At that time, Edison employed many engineers in his company even though he signed all the patents for any inventions in his name. He took on the young engineer Tesla who was then working on a continuous current system. Edison, along with others, was an owner of the electricity company that provided the power to light up New York and he set Tesla to work on creating new generators for his continuous current. Tesla was responsible for many productive inventions that Edison patented in his own name. When he asked Edison for the $50,000 that he had promised him for his work, Edison refused saying it was all an “American” joke. As if to rub salt in the wound, when Tesla asked for a raise to his $25 dollar a week wage, Edison refused again. Hurt by the meanness of the man that he had hitherto admired, Tesla, left the company. Soon after, The Westinghouse Corporation turned up on the scene and gave Tesla a job and they offered him a laboratory to work in.

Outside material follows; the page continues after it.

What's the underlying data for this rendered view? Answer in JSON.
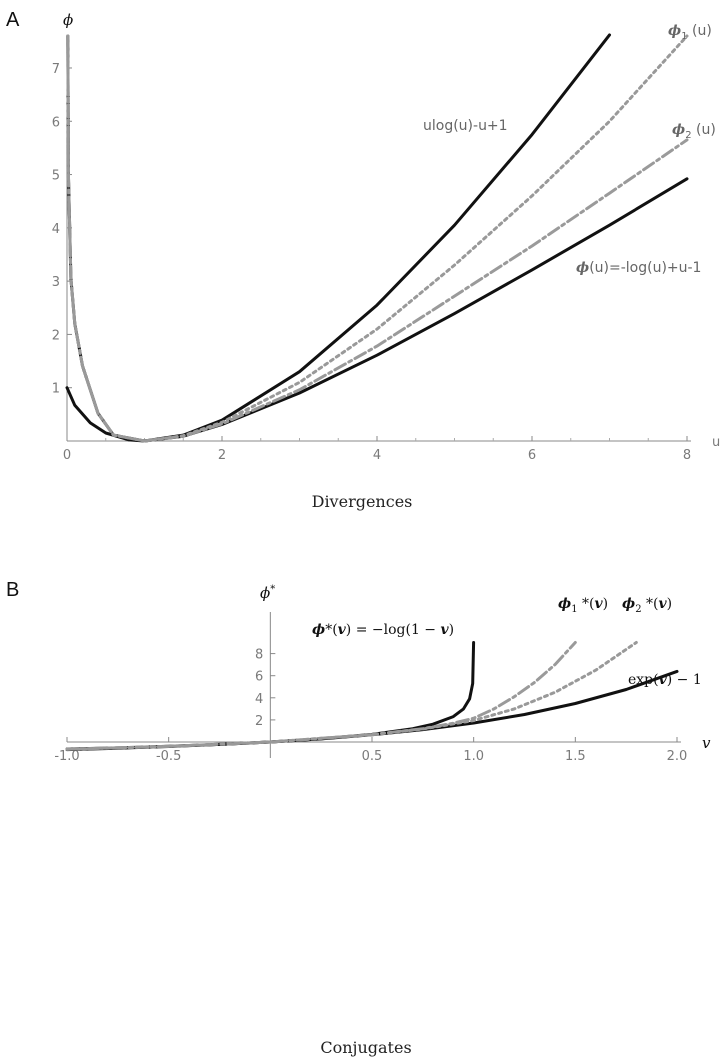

Tesla was soon devoting himself to alternate current. In a few short years, he developed alternate current and proved it was much better than Edison’s direct current. The ¨War of the Currents¨ was soon underway between the two companies. The one developed by Tesla won of course, and that’s the type of power that feeds into the plugs in our houses today.

You could say that Nikola Tesla is the least known and most forgotten ot the geniuses of the 20th Century. The biggest reason for that is Tesla’s mysterious character. He was one of the brightest men of his times but he was also rather strange. He was never bothered by the money problems that plagued him and he never tried to sell himself like so many other inventors at that time. It even got to the point where he witnessed another man, the very Marconi, receive a Nobel Prize for something he invented (in 1943, a few years after his death, the American high court accepted that Marconi’s radio apparatus used 17 of Tesla’s patents). But Tesla always clouded himself in mystery. His special talents and ability to create and invent things was both amazing and frightening at the same time. He carried out strange special secret experiments and he developed concepts that nobody else understood at the time. Many people believe that he slowly went crazy with the passing of time. Rumors of his competency began to spread as well. Many of his experiments had no scientific base and Tesla was also a follower of the hidden sciences. And that’s not surprising. After all, his intellectual capacity was way ahead of his contemporary scientists’ time and he needed to look for answers somewhere else. In that search, he came up with hundreds of inventions that are currently applied in robotics, electricity, x-rays, weapons development, mechanics, optics, computing, astronomy, nuclear energy, meteorology, medicine... much of the technology used is based on Tesla’s research and discoveries.